Hydrothermal breccias in vein-type ore deposits: A review of mechanisms, morphology and size distribution

Abstract

Breccias are among the most widely distributed rock textures found in hydrothermal vein-type deposits. Previous studies have mainly been interested in developing qualitative descriptive approaches, leading to a confusing profusion of terms. Brecciation originates in numerous ways, resulting in highly complex classification systems and frequent misinterpretations of facies. Field observations are difficult to reconcile with physical theories of fragmentation, partly due to the fact that few satisfactory quantitative tools have been developed.
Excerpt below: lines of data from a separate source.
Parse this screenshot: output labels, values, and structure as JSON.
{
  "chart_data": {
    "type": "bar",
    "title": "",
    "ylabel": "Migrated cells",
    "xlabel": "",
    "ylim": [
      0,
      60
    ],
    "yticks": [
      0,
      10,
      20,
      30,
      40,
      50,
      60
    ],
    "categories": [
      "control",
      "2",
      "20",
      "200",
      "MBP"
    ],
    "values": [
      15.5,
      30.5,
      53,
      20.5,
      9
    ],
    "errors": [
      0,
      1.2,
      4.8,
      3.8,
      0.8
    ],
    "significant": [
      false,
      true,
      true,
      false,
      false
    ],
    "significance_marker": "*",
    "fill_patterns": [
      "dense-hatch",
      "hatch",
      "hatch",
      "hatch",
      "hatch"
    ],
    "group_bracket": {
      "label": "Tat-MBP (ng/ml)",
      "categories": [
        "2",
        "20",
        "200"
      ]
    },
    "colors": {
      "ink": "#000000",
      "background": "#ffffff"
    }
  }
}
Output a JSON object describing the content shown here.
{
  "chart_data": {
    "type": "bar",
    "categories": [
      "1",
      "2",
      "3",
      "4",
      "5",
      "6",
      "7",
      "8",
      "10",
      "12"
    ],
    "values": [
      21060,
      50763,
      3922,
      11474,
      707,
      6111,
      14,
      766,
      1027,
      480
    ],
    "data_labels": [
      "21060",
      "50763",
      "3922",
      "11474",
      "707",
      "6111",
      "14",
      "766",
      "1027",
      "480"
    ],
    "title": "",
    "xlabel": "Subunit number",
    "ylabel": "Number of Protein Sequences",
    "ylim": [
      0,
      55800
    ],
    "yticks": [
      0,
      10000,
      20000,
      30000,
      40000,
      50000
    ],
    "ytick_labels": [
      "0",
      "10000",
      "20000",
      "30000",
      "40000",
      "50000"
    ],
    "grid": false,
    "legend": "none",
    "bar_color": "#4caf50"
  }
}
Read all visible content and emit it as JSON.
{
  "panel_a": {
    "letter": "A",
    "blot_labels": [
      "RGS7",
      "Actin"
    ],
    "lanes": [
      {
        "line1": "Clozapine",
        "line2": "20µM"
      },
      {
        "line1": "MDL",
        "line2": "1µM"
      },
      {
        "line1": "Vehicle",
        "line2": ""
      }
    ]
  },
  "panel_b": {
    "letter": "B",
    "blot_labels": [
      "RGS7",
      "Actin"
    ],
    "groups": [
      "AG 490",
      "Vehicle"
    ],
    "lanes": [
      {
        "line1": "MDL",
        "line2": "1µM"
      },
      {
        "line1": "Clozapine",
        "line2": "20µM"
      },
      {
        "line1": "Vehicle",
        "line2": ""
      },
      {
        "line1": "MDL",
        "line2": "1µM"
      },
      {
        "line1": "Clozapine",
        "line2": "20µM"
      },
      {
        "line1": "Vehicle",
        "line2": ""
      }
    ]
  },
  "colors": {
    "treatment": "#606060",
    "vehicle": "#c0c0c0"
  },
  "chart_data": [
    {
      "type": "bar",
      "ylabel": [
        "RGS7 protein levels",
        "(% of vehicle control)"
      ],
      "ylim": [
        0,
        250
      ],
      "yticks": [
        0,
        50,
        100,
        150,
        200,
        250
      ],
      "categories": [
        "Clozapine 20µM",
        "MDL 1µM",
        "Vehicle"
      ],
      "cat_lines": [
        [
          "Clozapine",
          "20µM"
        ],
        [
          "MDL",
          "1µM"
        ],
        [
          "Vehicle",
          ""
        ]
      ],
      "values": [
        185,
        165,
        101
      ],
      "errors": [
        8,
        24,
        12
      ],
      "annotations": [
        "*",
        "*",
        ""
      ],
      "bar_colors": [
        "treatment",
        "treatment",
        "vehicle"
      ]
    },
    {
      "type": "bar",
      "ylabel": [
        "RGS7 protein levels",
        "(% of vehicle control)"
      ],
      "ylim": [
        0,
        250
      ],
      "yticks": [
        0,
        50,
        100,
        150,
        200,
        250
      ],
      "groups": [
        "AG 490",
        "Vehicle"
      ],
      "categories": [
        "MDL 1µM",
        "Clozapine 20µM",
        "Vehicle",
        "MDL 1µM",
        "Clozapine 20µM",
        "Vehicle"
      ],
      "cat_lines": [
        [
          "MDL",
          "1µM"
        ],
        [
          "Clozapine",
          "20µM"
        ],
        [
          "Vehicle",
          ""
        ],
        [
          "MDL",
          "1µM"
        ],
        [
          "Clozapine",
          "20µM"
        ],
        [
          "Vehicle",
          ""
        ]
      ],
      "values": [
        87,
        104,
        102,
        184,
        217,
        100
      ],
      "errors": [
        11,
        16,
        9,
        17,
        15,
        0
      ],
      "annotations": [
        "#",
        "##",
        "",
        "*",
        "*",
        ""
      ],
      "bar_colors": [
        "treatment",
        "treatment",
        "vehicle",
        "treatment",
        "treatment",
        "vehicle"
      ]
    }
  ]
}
A review of the main brecciation processes occurring in hydrothermal vein-type deposits allows for the discrimination between chemical and physical mechanisms, including tectonic comminution, wear abrasion, two types of fluid-assisted brecciation (hydraulic and critical), volume expansion or reduction, impact and collapse. Each of these mechanisms can be distinguished using nonscalar parameters that describe breccia geometry, including fragment morphology, size distribution of the fragments, fabric, and dilation ratio. The first two parameters are especially important because: (1) the morphology of the fragments allows chemical and physical (mechanical) breccias to be distinguished, and (2) the particle size distribution (PSD) is a function of the energy input during breccia formation. The slope of the cumulative PSD (fractal dimension) ranges from high values for high-energy brecciation processes, to low values for low energy processes indicated by an isometric distribution. The evolution of a vein system can be divided into three stages: propagation, wear and dilation. These stages are separated by one threshold of mechanical discontinuity and one of hydraulic continuity. These two thresholds also mark the transition between different types of brecciation. Mineralization occurs during all three stages and may display different textures due to pressure variations. The use of quantitative parameters in fault-related hydrothermal breccias allows a better understanding of the physical parameters related to a vein environment, including structural setting and crustal level, as well as fluid–rock interactions. Recognition of the different breccia types could also be important during the early stages of mineral exploration.